É por essa razão que os responsáveis devem ficar atentos à saúde das crianças, não permitindo que elas frequentem as classes se estiverem com suspeita de contaminação.

“Criança que está com febre, tosse, dor de garganta, ou, no caso do adolescente, perdeu o olfato, não deve ir para a escola, essa é a recomendação que a gente faz para os pais, e ela deve ser testada.” De acordo com Kfouri, é possível fazer a testagem gratuitamente em Unidades Básicas de Saúde.

Durante a entrevista, o infectologista comentou sobre a discrepância entre a infraestrutura das escolas do país. “Quando a gente assume que o Brasil deve voltar a aulas presenciais 100% obrigatória, como é o ensino no Brasil, nós estamos assumindo que em muitas realidades estamos abrindo mão do distanciamento.”

Ainda assim, ele entende que é possível um retorno seguro adicionando medidas aos cuidados da escola.

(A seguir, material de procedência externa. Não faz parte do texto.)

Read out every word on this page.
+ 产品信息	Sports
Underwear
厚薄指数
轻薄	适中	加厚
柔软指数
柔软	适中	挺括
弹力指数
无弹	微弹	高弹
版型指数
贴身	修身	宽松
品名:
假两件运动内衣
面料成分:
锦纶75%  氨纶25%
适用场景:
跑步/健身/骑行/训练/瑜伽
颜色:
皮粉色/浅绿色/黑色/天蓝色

Kfouri cita alguns pontos: uso de máscara, higiene frequente das mãos, alfabetização sanitária — que é conversar e educar a criança para hábitos que evitem ou que reduzam a transmissão –, não compartilhar objetos e brinquedos.

O médico sugere que na hora do lanche, quando será preciso retirar as máscaras, o ideal é procurar manter o distanciamento. Também é preciso evitar jogos que exijam contato próximo na hora do recreio. Os horários de entrada, intervalo e saída também devem ser planejados pelas escolas a fim de evitar aglomerações.